Overview
What is Quantlix?
Quantlix is the AI Runtime Control Plane for production AI systems. It sits in the request path between your application and AI models, tools, and knowledge sources to enforce policies, capture traces, run evals, and control runtime behavior.
The short version
Your app sends an AI request. Quantlix sits in the request path: it checks whether that request is allowed, whether it matches the expected shape, whether sensitive data should be removed, whether the budget permits it, and which model or provider should receive it. The result is traceable, evaluable, and exportable.
Four pillars
Every Quantlix capability falls under one of four runtime pillars: Deploy, Control, Observe, and Evaluate.
Deploy
Ship AI workflows, models, retrieval, and tools as production-grade deployments — without rebuilding orchestration for each new use case.
Control
Enforce policies, budgets, and guardrails in the request path before the model is called. Outcomes are explicit: allow, block, redact, or budget-gate.
Observe
Capture every request, model call, tool call, policy decision, and eval result in one trace. Audit-ready exports come standard.
Evaluate
Run evals as quality gates before changes reach production. Compare versions, catch regressions, and ship with evidence.
Core jobs
- Enforce contracts so model inputs and outputs stay predictable.
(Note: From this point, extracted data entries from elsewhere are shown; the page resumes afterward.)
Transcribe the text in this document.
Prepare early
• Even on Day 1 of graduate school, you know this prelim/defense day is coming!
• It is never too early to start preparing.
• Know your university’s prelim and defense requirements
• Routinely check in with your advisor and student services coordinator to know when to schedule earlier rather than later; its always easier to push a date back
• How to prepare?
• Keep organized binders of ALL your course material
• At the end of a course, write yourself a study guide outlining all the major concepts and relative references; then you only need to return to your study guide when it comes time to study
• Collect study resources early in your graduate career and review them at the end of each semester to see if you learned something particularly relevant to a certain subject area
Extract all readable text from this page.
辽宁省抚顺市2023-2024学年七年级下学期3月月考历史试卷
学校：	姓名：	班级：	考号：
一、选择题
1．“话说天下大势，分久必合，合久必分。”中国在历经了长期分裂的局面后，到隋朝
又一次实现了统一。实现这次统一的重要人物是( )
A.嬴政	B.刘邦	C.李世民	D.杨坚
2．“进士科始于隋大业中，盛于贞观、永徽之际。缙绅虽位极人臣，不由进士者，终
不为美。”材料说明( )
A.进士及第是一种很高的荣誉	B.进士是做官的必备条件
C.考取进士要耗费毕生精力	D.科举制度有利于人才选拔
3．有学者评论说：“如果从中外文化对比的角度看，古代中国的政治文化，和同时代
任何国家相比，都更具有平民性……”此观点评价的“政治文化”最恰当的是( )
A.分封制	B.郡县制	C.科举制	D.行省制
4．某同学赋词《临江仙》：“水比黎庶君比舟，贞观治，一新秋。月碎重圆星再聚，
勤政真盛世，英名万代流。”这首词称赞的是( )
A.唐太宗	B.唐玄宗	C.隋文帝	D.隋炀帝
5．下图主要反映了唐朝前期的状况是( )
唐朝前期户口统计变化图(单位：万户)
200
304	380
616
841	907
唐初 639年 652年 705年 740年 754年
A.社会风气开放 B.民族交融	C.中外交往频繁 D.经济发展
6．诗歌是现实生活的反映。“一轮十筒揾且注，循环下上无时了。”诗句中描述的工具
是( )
- Apply policies such as block, allow with warning, redact, or budget gate.
- Route model calls through provider-backed deployments and record the runtime request path.
- Run workflows that fetch context, redact data, call tools, and invoke models.
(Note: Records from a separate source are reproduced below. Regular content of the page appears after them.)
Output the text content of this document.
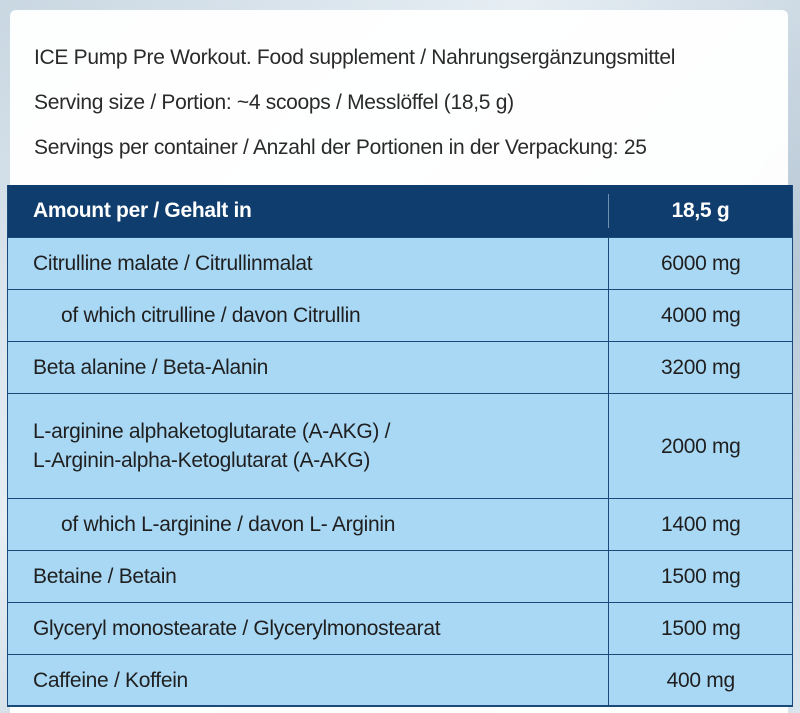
ICE Pump Pre Workout. Food supplement / Nahrungsergänzungsmittel
Serving size / Portion: ~4 scoops / Messlöffel (18,5 g)
Servings per container / Anzahl der Portionen in der Verpackung: 25
Amount per / Gehalt in	18,5 g
Citrulline malate / Citrullinmalat	6000 mg
of which citrulline / davon Citrullin	4000 mg
Beta alanine / Beta-Alanin	3200 mg

L-arginine alphaketoglutarate (A-AKG) /
L-Arginin-alpha-Ketoglutarat (A-AKG)	2000 mg
of which L-arginine / davon L- Arginin	1400 mg
Betaine / Betain	1500 mg
Glyceryl monostearate / Glycerylmonostearat	1500 mg
Caffeine / Koffein	400 mg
- Record traces, enforcement events, redaction summaries, and audit evidence.
How Quantlix is different
Observability tools
Observability tools tell you what happened after a request ran. Quantlix sits in the request path and can stop unsafe, off-contract, or over-budget requests before they run — observability is one capability inside the control plane, not the whole product.
API gateways
API gateways route and protect network traffic. Quantlix understands AI-specific contracts, model payloads, policy decisions, traces, and provider inference targets — and routes both the data plane and the control surface.
Eval frameworks
Eval frameworks score output quality offline. Quantlix runs evals as quality gates inside the runtime control plane: tied to deployments, policies, and traces, not a separate scoring tool.
Agent frameworks
Agent frameworks help build multi-step AI behavior. Quantlix controls those behaviors at runtime — workflow execution, policy enforcement, redaction, traces, and audits — so what shipped is also what's enforced.
Common questions
Does Quantlix replace LangChain or agent frameworks?
No. Quantlix is the AI Runtime Control Plane around AI systems. You can still build with LangChain, custom agents, MCP tools, or direct provider APIs, then use Quantlix to enforce policies, capture traces, run evals, and control runtime behavior.
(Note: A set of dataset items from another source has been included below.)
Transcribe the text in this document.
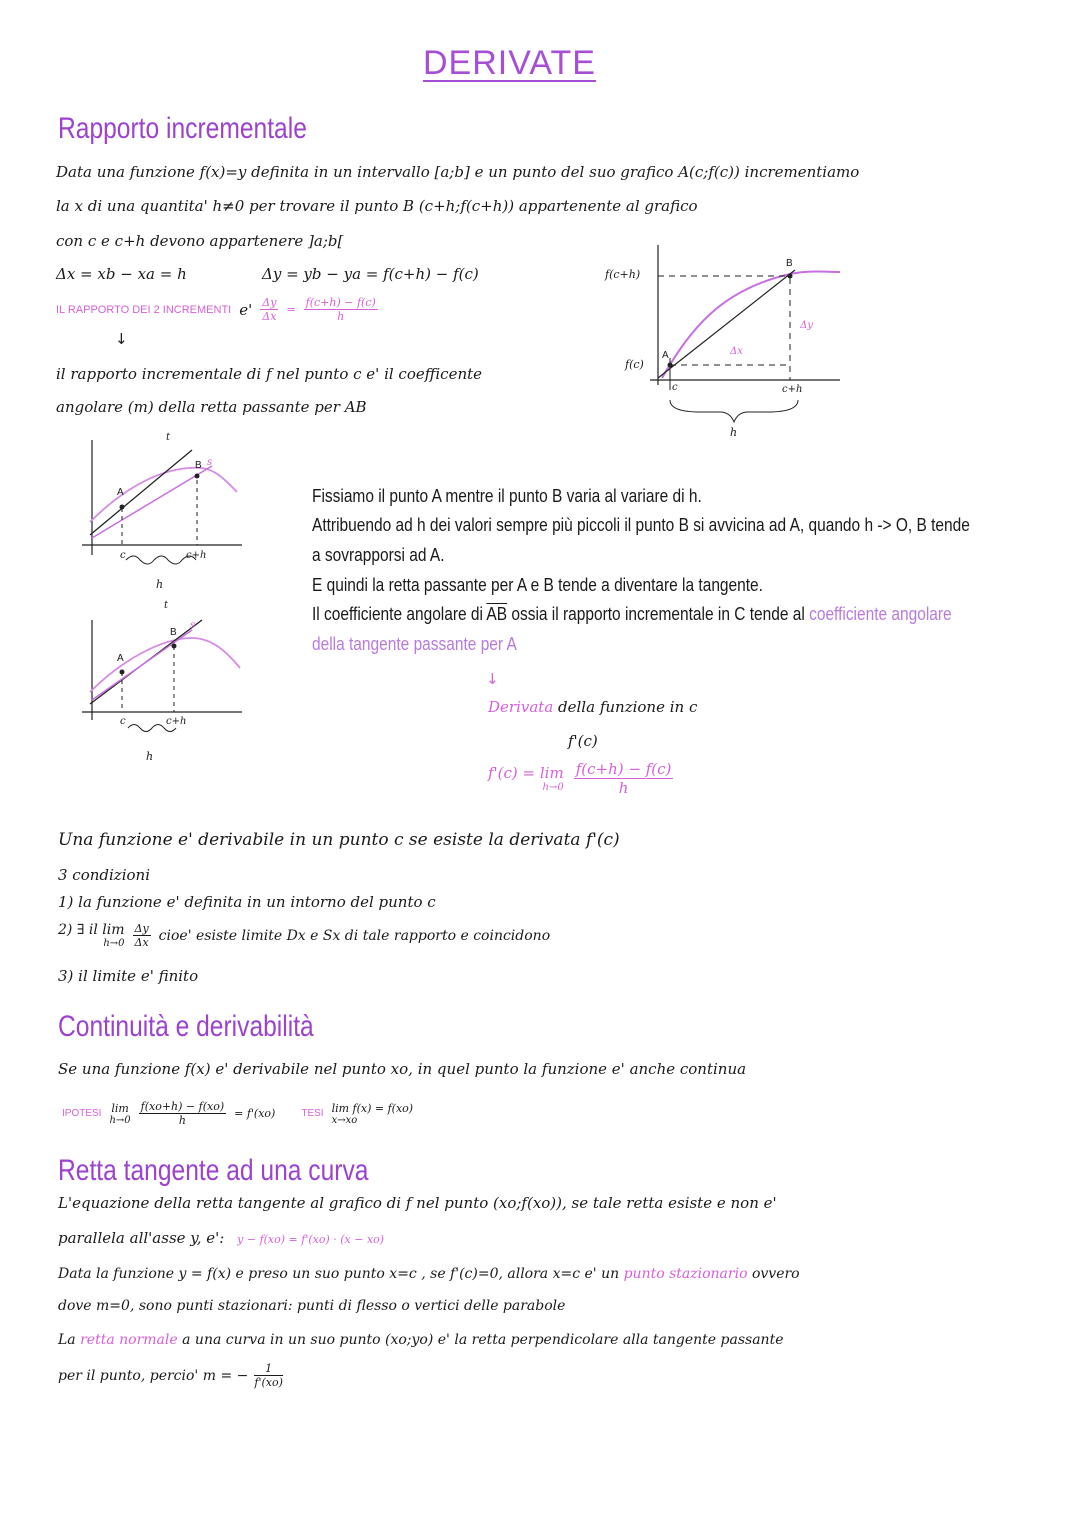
DERIVATE
Rapporto incrementale
Data una funzione f(x)=y definita in un intervallo [a;b] e un punto del suo grafico A(c;f(c)) incrementiamo
la x di una quantita' h≠0 per trovare il punto B (c+h;f(c+h)) appartenente al grafico
con c e c+h devono appartenere ]a;b[
Δx = xb − xa = h	Δy = yb − ya = f(c+h) − f(c)
IL RAPPORTO DEI 2 INCREMENTI $e' \frac{\Delta y}{\Delta x} = \frac{f(c+h) - f(c)}{h}$
↓
il rapporto incrementale di f nel punto c e' il coefficente
angolare (m) della retta passante per AB
f(c+h)
f(c)
A
B
c	c+h
Δx
Δy
h
t
A
B s
c	c+h
h
t
A
B
s
c	c+h
h
Fissiamo il punto A mentre il punto B varia al variare di h.
Attribuendo ad h dei valori sempre più piccoli il punto B si avvicina ad A, quando h -> O, B tende
a sovrapporsi ad A.
E quindi la retta passante per A e B tende a diventare la tangente.
Il coefficiente angolare di $\overline{AB}$ ossia il rapporto incrementale in C tende al coefficiente angolare
della tangente passante per A
↓
Derivata della funzione in c
f'(c)
f'(c) = lim
$h\to 0 \frac{f(c+h) - f(c)}{h}$
Una funzione e' derivabile in un punto c se esiste la derivata f'(c)
3 condizioni
1) la funzione e' definita in un intorno del punto c
2) ∃ il lim
$h\to 0 \frac{\Delta y}{\Delta x}$ cioe' esiste limite Dx e Sx di tale rapporto e coincidono
3) il limite e' finito
Continuità e derivabilità
Se una funzione f(x) e' derivabile nel punto xo, in quel punto la funzione e' anche continua
IPOTESI lim
$h\to 0 \frac{f(xo+h) - f(xo)}{h} = f'(xo)$	TESI lim f(x) = f(xo)
x→xo
Retta tangente ad una curva
L'equazione della retta tangente al grafico di f nel punto (xo;f(xo)), se tale retta esiste e non e'
parallela all'asse y, e': y − f(xo) = f'(xo) · (x − xo)
Data la funzione y = f(x) e preso un suo punto x=c , se f'(c)=0, allora x=c e' un punto stazionario ovvero
dove m=0, sono punti stazionari: punti di flesso o vertici delle parabole
La retta normale a una curva in un suo punto (xo;yo) e' la retta perpendicolare alla tangente passante
per il punto, percio' m = − $\frac{1}{f'(xo)}$
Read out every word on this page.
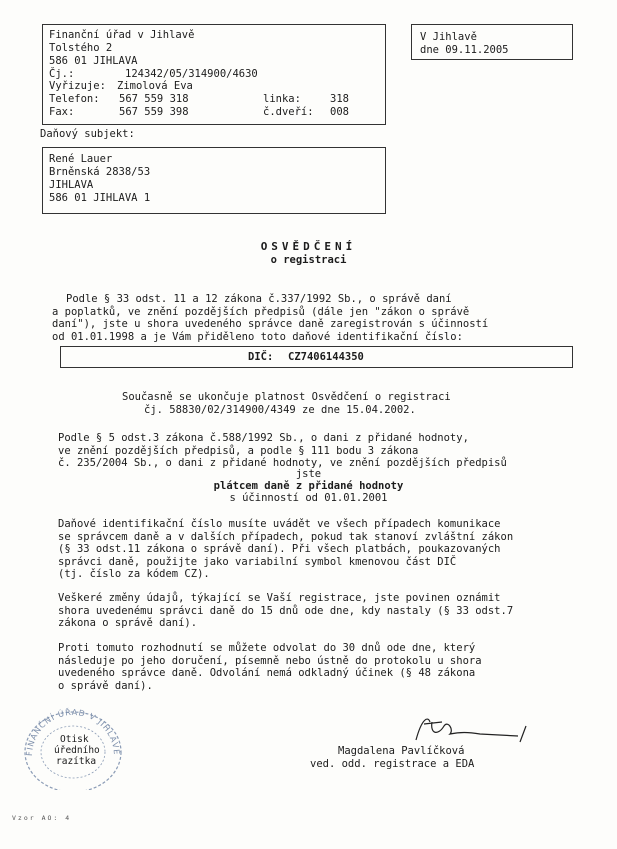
Finanční úřad v Jihlavě
Tolstého 2
586 01 JIHLAVA
Čj.:	124342/05/314900/4630
Vyřizuje: Zimolová Eva
Telefon: 567 559 318	linka:	318
Fax:	567 559 398	č.dveří: 008
V Jihlavě
dne 09.11.2005
Daňový subjekt:
René Lauer
Brněnská 2838/53
JIHLAVA
586 01 JIHLAVA 1
OSVĚDČENÍ
o registraci
Podle § 33 odst. 11 a 12 zákona č.337/1992 Sb., o správě daní
a poplatků, ve znění pozdějších předpisů (dále jen "zákon o správě
daní"), jste u shora uvedeného správce daně zaregistrován s účinností
od 01.01.1998 a je Vám přiděleno toto daňové identifikační číslo:
DIČ: CZ7406144350
Současně se ukončuje platnost Osvědčení o registraci
čj. 58830/02/314900/4349 ze dne 15.04.2002.
Podle § 5 odst.3 zákona č.588/1992 Sb., o dani z přidané hodnoty,
ve znění pozdějších předpisů, a podle § 111 bodu 3 zákona
č. 235/2004 Sb., o dani z přidané hodnoty, ve znění pozdějších předpisů
jste
plátcem daně z přidané hodnoty
s účinností od 01.01.2001
Daňové identifikační číslo musíte uvádět ve všech případech komunikace
se správcem daně a v dalších případech, pokud tak stanoví zvláštní zákon
(§ 33 odst.11 zákona o správě daní). Při všech platbách, poukazovaných
správci daně, použijte jako variabilní symbol kmenovou část DIČ
(tj. číslo za kódem CZ).
Veškeré změny údajů, týkající se Vaší registrace, jste povinen oznámit
shora uvedenému správci daně do 15 dnů ode dne, kdy nastaly (§ 33 odst.7
zákona o správě daní).
Proti tomuto rozhodnutí se můžete odvolat do 30 dnů ode dne, který
následuje po jeho doručení, písemně nebo ústně do protokolu u shora
uvedeného správce daně. Odvolání nemá odkladný účinek (§ 48 zákona
o správě daní).
FINANČNÍ ÚŘAD V JIHLAVĚ
Otisk
úředního
razítka
Magdalena Pavlíčková
ved. odd. registrace a EDA
Vzor AO: 4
What problem does Quantlix solve first?
Runtime control. It sits in the request path so teams can decide what AI is allowed to do before it executes — validate the payload, apply policy, redact sensitive data, check budgets, call the provider, and record what happened.
Who is it for?
Application teams shipping AI features, platform teams standardizing provider access, and compliance owners who need evidence for what reached a model provider.